De même, le Liban pourrait devenir le creuset du Réveil arabe en démontrant comment les libertés individuelles, le respect du pluralisme social et la gouvernance démocratique peuvent prévaloir dans un contexte arabe.

Historiquement, le Liban a toujours mieux fonctionné lorsqu’il était un exemple de liberté, de pluralisme et de démocratie. Aujourd’hui, nous devons tirer profit de la culture, des traditions et des potentialités démocratiques du Liban et les partager avec un plus vaste public arabe.

En ce moment, les démocrates libanais appellent la communauté internationale à soutenir le Liban démocratique qui affronte de sérieuses menaces internes et externes. Le Liban est dans une position fragile et vulnérable. La communauté internationale peut le soutenir par le biais de mesures spécifiques : aide économique, engagement sans faille envers toutes les résolutions du Conseil de sécurité sur le Liban, et appui au Tribunal spécial pour le Liban soutenu par les Nations unies.

Dans ce contexte, on devrait se souvenir de la révolution du Cèdre qui a débuté en 2005. Bien que le fait soit rarement reconnu à sa juste valeur par les commentateurs arabes et occidentaux, l’opposition libanaise avait alors enregistré une victoire remarquable en contraignant – tout à fait pacifiquement – les troupes syriennes à se retirer du Liban.

Il est tout aussi significatif que les activistes de la révolution du Cèdre ont manifesté pour la formation du Tribunal spécial international pour le Liban et ont réclamé, et obtenu, des élections libres et équitables.
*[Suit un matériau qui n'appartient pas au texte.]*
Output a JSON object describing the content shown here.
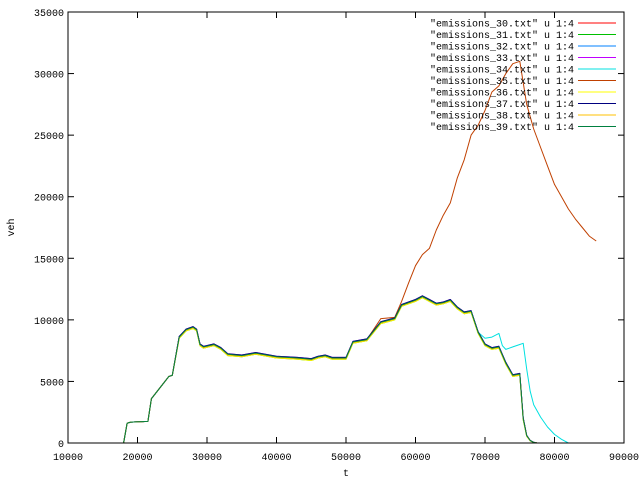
{
  "chart_data": {
    "type": "line",
    "title": "",
    "xlabel": "t",
    "ylabel": "veh",
    "xlim": [
      10000,
      90000
    ],
    "ylim": [
      0,
      35000
    ],
    "grid": false,
    "legend_position": "top-right",
    "x_ticks": [
      10000,
      20000,
      30000,
      40000,
      50000,
      60000,
      70000,
      80000,
      90000
    ],
    "y_ticks": [
      0,
      5000,
      10000,
      15000,
      20000,
      25000,
      30000,
      35000
    ],
    "x_tick_labels": [
      "10000",
      "20000",
      "30000",
      "40000",
      "50000",
      "60000",
      "70000",
      "80000",
      "90000"
    ],
    "y_tick_labels": [
      "0",
      "5000",
      "10000",
      "15000",
      "20000",
      "25000",
      "30000",
      "35000"
    ],
    "series": [
      {
        "name": "\"emissions_30.txt\" u 1:4",
        "color": "#ff0000",
        "x": [
          18000,
          18500,
          19000,
          21500,
          22000,
          24500,
          25000,
          26000,
          27000,
          28000,
          28500,
          29000,
          29500,
          31000,
          32000,
          33000,
          35000,
          37000,
          40000,
          43000,
          45000,
          46000,
          47000,
          48000,
          50000,
          51000,
          53000,
          55000,
          57000,
          58000,
          60000,
          61000,
          62000,
          63000,
          64000,
          65000,
          66000,
          67000,
          68000,
          69000,
          70000,
          71000,
          72000,
          73000,
          74000,
          75000,
          75500,
          76000,
          76500,
          77000,
          77500
        ],
        "y": [
          0,
          1600,
          1700,
          1750,
          3600,
          5400,
          5500,
          8600,
          9200,
          9400,
          9200,
          8000,
          7800,
          8000,
          7700,
          7200,
          7100,
          7300,
          7000,
          6900,
          6800,
          7000,
          7100,
          6900,
          6900,
          8200,
          8400,
          9800,
          10100,
          11200,
          11600,
          11900,
          11600,
          11300,
          11400,
          11600,
          11000,
          10600,
          10700,
          9000,
          8000,
          7700,
          7800,
          6500,
          5500,
          5600,
          2000,
          600,
          200,
          50,
          0
        ]
      },
      {
        "name": "\"emissions_31.txt\" u 1:4",
        "color": "#00c000",
        "x": [
          18000,
          18500,
          19000,
          21500,
          22000,
          24500,
          25000,
          26000,
          27000,
          28000,
          28500,
          29000,
          29500,
          31000,
          32000,
          33000,
          35000,
          37000,
          40000,
          43000,
          45000,
          46000,
          47000,
          48000,
          50000,
          51000,
          53000,
          55000,
          57000,
          58000,
          60000,
          61000,
          62000,
          63000,
          64000,
          65000,
          66000,
          67000,
          68000,
          69000,
          70000,
          71000,
          72000,
          73000,
          74000,
          75000,
          75500,
          76000,
          76500,
          77000,
          77500
        ],
        "y": [
          0,
          1600,
          1700,
          1750,
          3600,
          5400,
          5500,
          8500,
          9100,
          9300,
          9100,
          7900,
          7700,
          7900,
          7600,
          7100,
          7000,
          7200,
          6900,
          6800,
          6700,
          6900,
          7000,
          6800,
          6800,
          8100,
          8300,
          9700,
          10000,
          11100,
          11500,
          11800,
          11500,
          11200,
          11300,
          11500,
          10900,
          10500,
          10600,
          8900,
          7900,
          7600,
          7700,
          6400,
          5400,
          5500,
          1900,
          550,
          180,
          40,
          0
        ]
      },
      {
        "name": "\"emissions_32.txt\" u 1:4",
        "color": "#0080ff",
        "x": [
          18000,
          18500,
          19000,
          21500,
          22000,
          24500,
          25000,
          26000,
          27000,
          28000,
          28500,
          29000,
          29500,
          31000,
          32000,
          33000,
          35000,
          37000,
          40000,
          43000,
          45000,
          46000,
          47000,
          48000,
          50000,
          51000,
          53000,
          55000,
          57000,
          58000,
          60000,
          61000,
          62000,
          63000,
          64000,
          65000,
          66000,
          67000,
          68000,
          69000,
          70000,
          71000,
          72000,
          73000,
          74000,
          75000,
          75500,
          76000,
          76500,
          77000,
          77500
        ],
        "y": [
          0,
          1600,
          1700,
          1750,
          3600,
          5400,
          5500,
          8600,
          9200,
          9350,
          9150,
          7950,
          7750,
          7950,
          7650,
          7150,
          7050,
          7250,
          6950,
          6850,
          6750,
          6950,
          7050,
          6850,
          6850,
          8150,
          8350,
          9750,
          10050,
          11150,
          11550,
          11850,
          11550,
          11250,
          11350,
          11550,
          10950,
          10550,
          10650,
          8950,
          7950,
          7650,
          7750,
          6450,
          5450,
          5550,
          1950,
          580,
          190,
          45,
          0
        ]
      },
      {
        "name": "\"emissions_33.txt\" u 1:4",
        "color": "#c000ff",
        "x": [
          18000,
          18500,
          19000,
          21500,
          22000,
          24500,
          25000,
          26000,
          27000,
          28000,
          28500,
          29000,
          29500,
          31000,
          32000,
          33000,
          35000,
          37000,
          40000,
          43000,
          45000,
          46000,
          47000,
          48000,
          50000,
          51000,
          53000,
          55000,
          57000,
          58000,
          60000,
          61000,
          62000,
          63000,
          64000,
          65000,
          66000,
          67000,
          68000,
          69000,
          70000,
          71000,
          72000,
          73000,
          74000,
          75000,
          75500,
          76000,
          76500,
          77000,
          77500
        ],
        "y": [
          0,
          1600,
          1700,
          1750,
          3600,
          5400,
          5500,
          8650,
          9250,
          9450,
          9250,
          8050,
          7850,
          8050,
          7750,
          7250,
          7150,
          7350,
          7050,
          6950,
          6850,
          7050,
          7150,
          6950,
          6950,
          8250,
          8450,
          9850,
          10150,
          11250,
          11650,
          11950,
          11650,
          11350,
          11450,
          11650,
          11050,
          10650,
          10750,
          9050,
          8050,
          7750,
          7850,
          6550,
          5550,
          5650,
          2050,
          620,
          210,
          55,
          0
        ]
      },
      {
        "name": "\"emissions_34.txt\" u 1:4",
        "color": "#00e0e0",
        "x": [
          18000,
          18500,
          19000,
          21500,
          22000,
          24500,
          25000,
          26000,
          27000,
          28000,
          28500,
          29000,
          29500,
          31000,
          32000,
          33000,
          35000,
          37000,
          40000,
          43000,
          45000,
          46000,
          47000,
          48000,
          50000,
          51000,
          53000,
          55000,
          57000,
          58000,
          60000,
          61000,
          62000,
          63000,
          64000,
          65000,
          66000,
          67000,
          68000,
          69000,
          70000,
          71000,
          72000,
          72500,
          73000,
          74000,
          75000,
          75500,
          76000,
          76500,
          77000,
          78000,
          79000,
          80000,
          81000,
          82000
        ],
        "y": [
          0,
          1600,
          1700,
          1750,
          3600,
          5400,
          5500,
          8550,
          9150,
          9350,
          9150,
          7950,
          7750,
          7950,
          7650,
          7150,
          7050,
          7250,
          6950,
          6850,
          6750,
          6950,
          7050,
          6850,
          6850,
          8150,
          8350,
          9750,
          10050,
          11150,
          11550,
          11850,
          11550,
          11250,
          11350,
          11550,
          10950,
          10550,
          10650,
          9000,
          8500,
          8600,
          8900,
          7900,
          7600,
          7800,
          8000,
          8100,
          6000,
          4200,
          3100,
          2100,
          1300,
          700,
          300,
          0
        ]
      },
      {
        "name": "\"emissions_35.txt\" u 1:4",
        "color": "#c04000",
        "x": [
          18000,
          18500,
          19000,
          21500,
          22000,
          24500,
          25000,
          26000,
          27000,
          28000,
          28500,
          29000,
          29500,
          31000,
          32000,
          33000,
          35000,
          37000,
          40000,
          43000,
          45000,
          46000,
          47000,
          48000,
          50000,
          51000,
          53000,
          55000,
          57000,
          58000,
          59000,
          60000,
          61000,
          62000,
          63000,
          64000,
          65000,
          66000,
          67000,
          68000,
          69000,
          70000,
          71000,
          72000,
          73000,
          74000,
          75000,
          76000,
          77000,
          78000,
          79000,
          80000,
          81000,
          82000,
          83000,
          84000,
          85000,
          86000
        ],
        "y": [
          0,
          1600,
          1700,
          1750,
          3600,
          5400,
          5500,
          8600,
          9200,
          9400,
          9200,
          8000,
          7800,
          8000,
          7700,
          7200,
          7100,
          7300,
          7000,
          6900,
          6800,
          7000,
          7100,
          6900,
          6900,
          8200,
          8400,
          10100,
          10200,
          11500,
          13000,
          14400,
          15300,
          15800,
          17300,
          18500,
          19500,
          21500,
          23000,
          25000,
          25800,
          27000,
          28500,
          29000,
          30000,
          30800,
          31000,
          27500,
          25500,
          24000,
          22500,
          21000,
          20000,
          19000,
          18200,
          17500,
          16800,
          16400
        ]
      },
      {
        "name": "\"emissions_36.txt\" u 1:4",
        "color": "#ffff00",
        "x": [
          18000,
          18500,
          19000,
          21500,
          22000,
          24500,
          25000,
          26000,
          27000,
          28000,
          28500,
          29000,
          29500,
          31000,
          32000,
          33000,
          35000,
          37000,
          40000,
          43000,
          45000,
          46000,
          47000,
          48000,
          50000,
          51000,
          53000,
          55000,
          57000,
          58000,
          60000,
          61000,
          62000,
          63000,
          64000,
          65000,
          66000,
          67000,
          68000,
          69000,
          70000,
          71000,
          72000,
          73000,
          74000,
          75000,
          75500,
          76000,
          76500,
          77000,
          77500
        ],
        "y": [
          0,
          1600,
          1700,
          1750,
          3600,
          5400,
          5500,
          8500,
          9100,
          9300,
          9100,
          7900,
          7700,
          7900,
          7600,
          7100,
          7000,
          7200,
          6900,
          6800,
          6700,
          6900,
          7000,
          6800,
          6800,
          8100,
          8300,
          9700,
          10000,
          11100,
          11500,
          11800,
          11500,
          11200,
          11300,
          11500,
          10900,
          10500,
          10600,
          8900,
          7900,
          7600,
          7700,
          6400,
          5400,
          5500,
          1900,
          550,
          180,
          40,
          0
        ]
      },
      {
        "name": "\"emissions_37.txt\" u 1:4",
        "color": "#000080",
        "x": [
          18000,
          18500,
          19000,
          21500,
          22000,
          24500,
          25000,
          26000,
          27000,
          28000,
          28500,
          29000,
          29500,
          31000,
          32000,
          33000,
          35000,
          37000,
          40000,
          43000,
          45000,
          46000,
          47000,
          48000,
          50000,
          51000,
          53000,
          55000,
          57000,
          58000,
          60000,
          61000,
          62000,
          63000,
          64000,
          65000,
          66000,
          67000,
          68000,
          69000,
          70000,
          71000,
          72000,
          73000,
          74000,
          75000,
          75500,
          76000,
          76500,
          77000,
          77500
        ],
        "y": [
          0,
          1600,
          1700,
          1750,
          3600,
          5400,
          5500,
          8650,
          9250,
          9450,
          9250,
          8050,
          7850,
          8050,
          7750,
          7250,
          7150,
          7350,
          7050,
          6950,
          6850,
          7050,
          7150,
          6950,
          6950,
          8250,
          8450,
          9850,
          10150,
          11250,
          11650,
          11950,
          11650,
          11350,
          11450,
          11650,
          11050,
          10650,
          10750,
          9050,
          8050,
          7750,
          7850,
          6550,
          5550,
          5650,
          2050,
          620,
          210,
          55,
          0
        ]
      },
      {
        "name": "\"emissions_38.txt\" u 1:4",
        "color": "#ffc000",
        "x": [
          18000,
          18500,
          19000,
          21500,
          22000,
          24500,
          25000,
          26000,
          27000,
          28000,
          28500,
          29000,
          29500,
          31000,
          32000,
          33000,
          35000,
          37000,
          40000,
          43000,
          45000,
          46000,
          47000,
          48000,
          50000,
          51000,
          53000,
          55000,
          57000,
          58000,
          60000,
          61000,
          62000,
          63000,
          64000,
          65000,
          66000,
          67000,
          68000,
          69000,
          70000,
          71000,
          72000,
          73000,
          74000,
          75000,
          75500,
          76000,
          76500,
          77000,
          77500
        ],
        "y": [
          0,
          1600,
          1700,
          1750,
          3600,
          5400,
          5500,
          8550,
          9150,
          9350,
          9150,
          7950,
          7750,
          7950,
          7650,
          7150,
          7050,
          7250,
          6950,
          6850,
          6750,
          6950,
          7050,
          6850,
          6850,
          8150,
          8350,
          9750,
          10050,
          11150,
          11550,
          11850,
          11550,
          11250,
          11350,
          11550,
          10950,
          10550,
          10650,
          8950,
          7950,
          7650,
          7750,
          6450,
          5450,
          5550,
          1950,
          580,
          190,
          45,
          0
        ]
      },
      {
        "name": "\"emissions_39.txt\" u 1:4",
        "color": "#008040",
        "x": [
          18000,
          18500,
          19000,
          21500,
          22000,
          24500,
          25000,
          26000,
          27000,
          28000,
          28500,
          29000,
          29500,
          31000,
          32000,
          33000,
          35000,
          37000,
          40000,
          43000,
          45000,
          46000,
          47000,
          48000,
          50000,
          51000,
          53000,
          55000,
          57000,
          58000,
          60000,
          61000,
          62000,
          63000,
          64000,
          65000,
          66000,
          67000,
          68000,
          69000,
          70000,
          71000,
          72000,
          73000,
          74000,
          75000,
          75500,
          76000,
          76500,
          77000,
          77500
        ],
        "y": [
          0,
          1600,
          1700,
          1750,
          3600,
          5400,
          5500,
          8600,
          9200,
          9400,
          9200,
          8000,
          7800,
          8000,
          7700,
          7200,
          7100,
          7300,
          7000,
          6900,
          6800,
          7000,
          7100,
          6900,
          6900,
          8200,
          8400,
          9800,
          10100,
          11200,
          11600,
          11900,
          11600,
          11300,
          11400,
          11600,
          11000,
          10600,
          10700,
          9000,
          8000,
          7700,
          7800,
          6500,
          5500,
          5600,
          2000,
          600,
          200,
          50,
          0
        ]
      }
    ]
  }
}
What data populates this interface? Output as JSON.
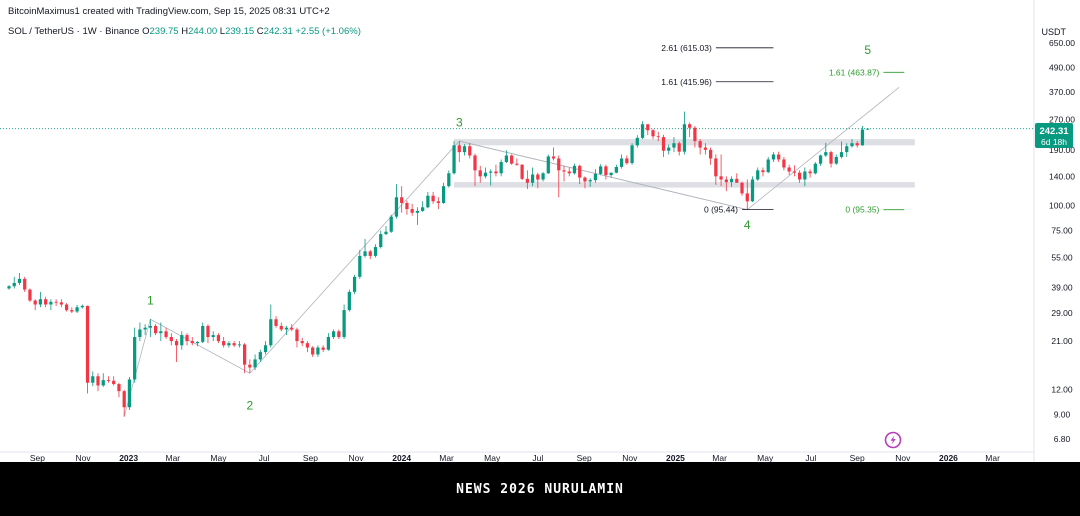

Il ne fait aucun doute que la révolution du Cèdre, dans tous ses aspects, a constitué un prélude essentiel au Réveil arabe. La révolution du Cèdre, comme le Réveil arabe, ont coûté très cher, je citerai notamment l’assassinat de plusieurs leaders libanais éminents comme l’ancien Premier ministre Rafic Hariri et mon propre fils, le député et ministre Pierre Gemayel.

CONCLUSION
Mesdames et Messieurs, l’histoire des révolutions démontre que se relever de la dictature politique, de la stagnation économique et de la répression culturelle, est un processus qui peut durer des décennies, Mais, avec la protection assurée par des systèmes responsables de gouvernement tels que les constitutions modernes s’y engagent, le chemin vers des démocraties modernes peut être balisé avec confiance.

Il ne fait aucun doute que pour la communauté internationale – et particulièrement la communauté transatlantique –, l’avenir du monde arabe est un enjeu d’importance et qu’elle doit aider de manière significative cette région à réaliser ses potentialités.

En observant le monde arabe à ce tournant de l’Histoire, nous avons des raisons d’entretenir avec un optimisme prudent l’espoir de voir se dessiner une nouvelle culture de liberté, de pluralisme et de démocratie.

Je vous remercie de m’avoir donné l’occasion de partager avec vous mes réflexions et je serais heureux que nous poursuivions ce dialogue.